Many online sites offer templates for creating event invitations. The options can be dizzying, so we’re offering these tips for designing your own invitations to help you navigate the process.

Template, Size, and Format

By the time you get around to creating your invitations, you will already have determined most of the major details of your event. Select a template for your invitation that is consistent with the theme and format of your event. A formal wedding held in a house of worship requires a different type of invitation than a barbeque on the beach.

Hosts of weddings, anniversary parties, and birthday celebrations now use multiple formats to distribute invitations. Many modern couples create wedding websites, with links to registries and event details—including a brief section communicating the dress code for the event. Select a style and template that will look good both in print and online.

For print invitations, you’ll have a choice of sizes and “orientations,” either portrait—the vertical type—or landscape, the horizontal way. Think about your recipients. Oversized sized invitations can be unwieldy and cost more to mail, while tiny cards are harder to read. Stick to a standard size for the best results.
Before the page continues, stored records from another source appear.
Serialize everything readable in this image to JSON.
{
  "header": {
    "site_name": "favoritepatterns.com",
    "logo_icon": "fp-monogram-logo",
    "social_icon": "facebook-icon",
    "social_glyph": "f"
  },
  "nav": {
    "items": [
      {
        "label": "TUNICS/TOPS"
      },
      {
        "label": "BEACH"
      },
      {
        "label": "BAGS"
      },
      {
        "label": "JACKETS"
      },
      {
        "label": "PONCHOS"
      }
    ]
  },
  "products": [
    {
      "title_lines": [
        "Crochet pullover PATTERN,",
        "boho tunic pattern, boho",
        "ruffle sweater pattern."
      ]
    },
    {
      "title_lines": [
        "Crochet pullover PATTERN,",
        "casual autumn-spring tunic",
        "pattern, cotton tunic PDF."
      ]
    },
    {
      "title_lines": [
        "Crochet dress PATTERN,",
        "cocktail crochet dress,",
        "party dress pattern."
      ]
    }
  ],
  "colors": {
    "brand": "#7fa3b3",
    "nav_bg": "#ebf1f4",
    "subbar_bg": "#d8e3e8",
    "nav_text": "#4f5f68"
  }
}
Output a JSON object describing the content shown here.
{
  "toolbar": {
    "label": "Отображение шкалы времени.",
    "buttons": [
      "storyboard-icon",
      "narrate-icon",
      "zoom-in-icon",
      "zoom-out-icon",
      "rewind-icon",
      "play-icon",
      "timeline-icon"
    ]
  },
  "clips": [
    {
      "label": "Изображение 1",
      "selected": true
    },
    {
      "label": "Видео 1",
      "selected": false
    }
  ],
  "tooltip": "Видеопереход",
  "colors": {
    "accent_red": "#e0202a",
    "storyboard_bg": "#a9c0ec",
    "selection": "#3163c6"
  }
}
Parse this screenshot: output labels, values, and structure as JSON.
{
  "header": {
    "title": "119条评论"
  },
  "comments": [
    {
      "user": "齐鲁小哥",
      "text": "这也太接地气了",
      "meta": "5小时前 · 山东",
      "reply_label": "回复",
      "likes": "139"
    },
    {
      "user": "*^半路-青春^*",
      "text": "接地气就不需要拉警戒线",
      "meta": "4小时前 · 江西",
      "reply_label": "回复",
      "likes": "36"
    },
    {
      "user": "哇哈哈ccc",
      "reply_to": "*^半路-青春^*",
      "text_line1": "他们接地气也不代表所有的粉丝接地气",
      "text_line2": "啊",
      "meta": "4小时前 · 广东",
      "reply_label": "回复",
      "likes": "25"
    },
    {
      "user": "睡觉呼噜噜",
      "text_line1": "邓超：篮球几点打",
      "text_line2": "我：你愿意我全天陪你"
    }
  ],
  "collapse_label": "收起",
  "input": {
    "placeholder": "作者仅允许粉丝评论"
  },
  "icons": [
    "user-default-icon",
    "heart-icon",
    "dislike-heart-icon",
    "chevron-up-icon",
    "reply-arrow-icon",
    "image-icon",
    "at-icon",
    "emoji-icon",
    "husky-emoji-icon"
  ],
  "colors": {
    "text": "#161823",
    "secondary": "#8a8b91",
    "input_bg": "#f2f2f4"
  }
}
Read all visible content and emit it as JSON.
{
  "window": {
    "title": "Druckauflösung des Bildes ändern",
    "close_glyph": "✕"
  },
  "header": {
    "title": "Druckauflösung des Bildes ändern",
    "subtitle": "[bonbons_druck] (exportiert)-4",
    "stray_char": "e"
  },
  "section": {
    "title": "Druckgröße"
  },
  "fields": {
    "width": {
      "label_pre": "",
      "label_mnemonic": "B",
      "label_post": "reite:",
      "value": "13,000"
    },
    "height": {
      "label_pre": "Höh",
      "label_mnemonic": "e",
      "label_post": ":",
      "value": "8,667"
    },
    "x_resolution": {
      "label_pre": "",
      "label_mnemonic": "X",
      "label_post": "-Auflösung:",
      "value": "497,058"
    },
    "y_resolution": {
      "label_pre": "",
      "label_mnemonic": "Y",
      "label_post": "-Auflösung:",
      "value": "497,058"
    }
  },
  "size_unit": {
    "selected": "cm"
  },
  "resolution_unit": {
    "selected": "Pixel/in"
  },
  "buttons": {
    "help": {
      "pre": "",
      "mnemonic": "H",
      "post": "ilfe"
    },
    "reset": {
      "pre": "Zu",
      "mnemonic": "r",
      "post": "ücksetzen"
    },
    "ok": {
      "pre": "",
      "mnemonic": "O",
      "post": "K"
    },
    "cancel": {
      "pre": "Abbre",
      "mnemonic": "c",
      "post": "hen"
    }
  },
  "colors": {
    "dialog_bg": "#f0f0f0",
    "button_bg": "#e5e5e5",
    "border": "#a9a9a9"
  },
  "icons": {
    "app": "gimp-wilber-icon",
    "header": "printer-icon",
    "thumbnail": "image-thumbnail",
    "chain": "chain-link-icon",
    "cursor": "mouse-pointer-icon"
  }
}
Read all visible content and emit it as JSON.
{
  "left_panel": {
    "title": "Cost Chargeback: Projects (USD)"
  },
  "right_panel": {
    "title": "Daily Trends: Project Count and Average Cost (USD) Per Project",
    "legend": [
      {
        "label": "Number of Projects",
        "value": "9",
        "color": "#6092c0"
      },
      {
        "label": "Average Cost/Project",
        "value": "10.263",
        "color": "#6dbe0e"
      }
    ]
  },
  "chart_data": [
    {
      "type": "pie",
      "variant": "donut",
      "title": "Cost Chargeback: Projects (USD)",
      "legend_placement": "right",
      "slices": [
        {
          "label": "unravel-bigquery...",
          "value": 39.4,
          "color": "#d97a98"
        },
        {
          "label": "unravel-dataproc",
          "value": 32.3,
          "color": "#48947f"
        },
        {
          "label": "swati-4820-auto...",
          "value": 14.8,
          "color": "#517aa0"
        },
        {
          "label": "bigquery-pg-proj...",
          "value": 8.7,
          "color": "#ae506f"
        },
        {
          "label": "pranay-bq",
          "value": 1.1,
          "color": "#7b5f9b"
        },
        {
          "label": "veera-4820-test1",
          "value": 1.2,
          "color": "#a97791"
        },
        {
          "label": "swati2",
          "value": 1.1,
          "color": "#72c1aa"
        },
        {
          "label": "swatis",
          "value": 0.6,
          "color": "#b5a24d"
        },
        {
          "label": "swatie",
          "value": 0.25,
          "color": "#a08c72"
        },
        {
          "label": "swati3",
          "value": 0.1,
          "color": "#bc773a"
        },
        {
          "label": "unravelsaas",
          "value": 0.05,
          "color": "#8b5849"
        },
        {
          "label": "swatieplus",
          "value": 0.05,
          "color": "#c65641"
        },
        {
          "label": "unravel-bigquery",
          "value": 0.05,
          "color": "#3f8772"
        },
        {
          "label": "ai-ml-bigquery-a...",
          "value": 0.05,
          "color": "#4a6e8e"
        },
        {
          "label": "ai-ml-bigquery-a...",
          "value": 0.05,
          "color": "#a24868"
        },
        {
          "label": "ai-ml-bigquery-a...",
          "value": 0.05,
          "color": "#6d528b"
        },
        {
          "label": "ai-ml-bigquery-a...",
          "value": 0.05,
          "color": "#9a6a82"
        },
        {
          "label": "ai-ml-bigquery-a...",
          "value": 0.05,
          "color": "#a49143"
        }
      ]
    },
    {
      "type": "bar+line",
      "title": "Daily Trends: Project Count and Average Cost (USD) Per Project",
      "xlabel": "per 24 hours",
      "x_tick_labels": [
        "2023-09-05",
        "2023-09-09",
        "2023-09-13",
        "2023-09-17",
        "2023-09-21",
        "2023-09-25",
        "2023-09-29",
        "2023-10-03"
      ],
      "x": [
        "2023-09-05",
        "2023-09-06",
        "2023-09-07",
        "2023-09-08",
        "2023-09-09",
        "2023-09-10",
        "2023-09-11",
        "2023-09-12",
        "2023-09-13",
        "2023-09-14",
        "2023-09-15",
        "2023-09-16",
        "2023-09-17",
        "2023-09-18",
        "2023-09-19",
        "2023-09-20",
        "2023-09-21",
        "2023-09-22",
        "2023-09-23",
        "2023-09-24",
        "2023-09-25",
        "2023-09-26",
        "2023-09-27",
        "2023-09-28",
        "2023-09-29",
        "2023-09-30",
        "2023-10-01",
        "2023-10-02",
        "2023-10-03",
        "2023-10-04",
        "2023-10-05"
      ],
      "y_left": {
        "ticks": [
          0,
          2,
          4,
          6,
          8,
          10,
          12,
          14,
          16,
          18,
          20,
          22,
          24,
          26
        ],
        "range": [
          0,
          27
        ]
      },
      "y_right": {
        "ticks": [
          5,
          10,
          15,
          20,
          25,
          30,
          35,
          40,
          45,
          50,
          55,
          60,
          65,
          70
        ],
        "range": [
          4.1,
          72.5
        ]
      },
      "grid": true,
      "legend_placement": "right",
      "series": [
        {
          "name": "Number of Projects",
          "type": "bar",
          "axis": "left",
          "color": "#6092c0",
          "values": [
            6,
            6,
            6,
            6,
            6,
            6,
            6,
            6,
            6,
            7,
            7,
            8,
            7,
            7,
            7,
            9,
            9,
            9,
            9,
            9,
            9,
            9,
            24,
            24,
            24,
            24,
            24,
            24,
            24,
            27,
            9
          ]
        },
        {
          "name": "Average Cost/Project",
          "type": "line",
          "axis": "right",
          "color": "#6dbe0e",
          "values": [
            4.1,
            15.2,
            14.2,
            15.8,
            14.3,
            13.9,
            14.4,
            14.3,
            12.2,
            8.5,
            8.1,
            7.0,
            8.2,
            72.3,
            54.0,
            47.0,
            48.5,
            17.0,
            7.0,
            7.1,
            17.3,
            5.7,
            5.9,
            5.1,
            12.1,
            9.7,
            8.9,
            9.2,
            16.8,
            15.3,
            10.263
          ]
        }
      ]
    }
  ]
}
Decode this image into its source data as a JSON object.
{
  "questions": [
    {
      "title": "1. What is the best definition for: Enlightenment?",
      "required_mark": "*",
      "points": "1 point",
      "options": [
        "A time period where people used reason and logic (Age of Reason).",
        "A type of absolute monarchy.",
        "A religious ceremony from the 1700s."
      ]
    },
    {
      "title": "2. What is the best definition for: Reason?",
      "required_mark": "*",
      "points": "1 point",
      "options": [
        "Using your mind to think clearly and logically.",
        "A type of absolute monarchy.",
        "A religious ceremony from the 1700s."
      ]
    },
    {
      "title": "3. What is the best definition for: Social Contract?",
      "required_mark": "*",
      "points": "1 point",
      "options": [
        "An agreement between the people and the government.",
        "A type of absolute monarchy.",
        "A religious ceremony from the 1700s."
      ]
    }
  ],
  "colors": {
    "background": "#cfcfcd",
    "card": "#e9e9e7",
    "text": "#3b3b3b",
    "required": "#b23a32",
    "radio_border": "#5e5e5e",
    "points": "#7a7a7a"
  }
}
Concentrate on the Essential Information

It may be tempting to give a complete description of your event, venue, theme, and menu, but there is only so much space on a card or webpage. Start with the vital information first and lay it out to see how it fits. Obviously, date, time and place are essential, and guests may need guidance about what to wear, what to bring, where to park, and how to reply. If more information is necessary, direct guests to your event website or provide a phone number to call with questions.

Fonts, Paper, and Color

If your guests can’t read the invitation, they won’t know what it is for or how to respond. Choose a classic, legible typeface that expresses the appropriate mood. Play with font sizes to emphasize the most important information, but don’t use so many different fonts and sizes that your invitation becomes difficult to read.

The same is true of colors. If your event has a theme, choose two, or at most three, colors for your invitation, including the online background or the paper the print version will use. Don’t overwhelm your invitation with graphics or images that distract from the who, what, and where of your event. Select sturdy paper or card stock for printed invitations: you want your invitation to survive the mail intact. It may cost more, but you’ll have less waste, and a keepsake invitation will hold up in the scrapbook better.

Finally, an essential tip for designing your own invitations is to have two people who have never seen the invitation proofread it for you. There’s no worse feeling than opening that freshly printed box of invitations and noticing a typo. Check and double-check before you hit “submit,” and your invitations will turn out well.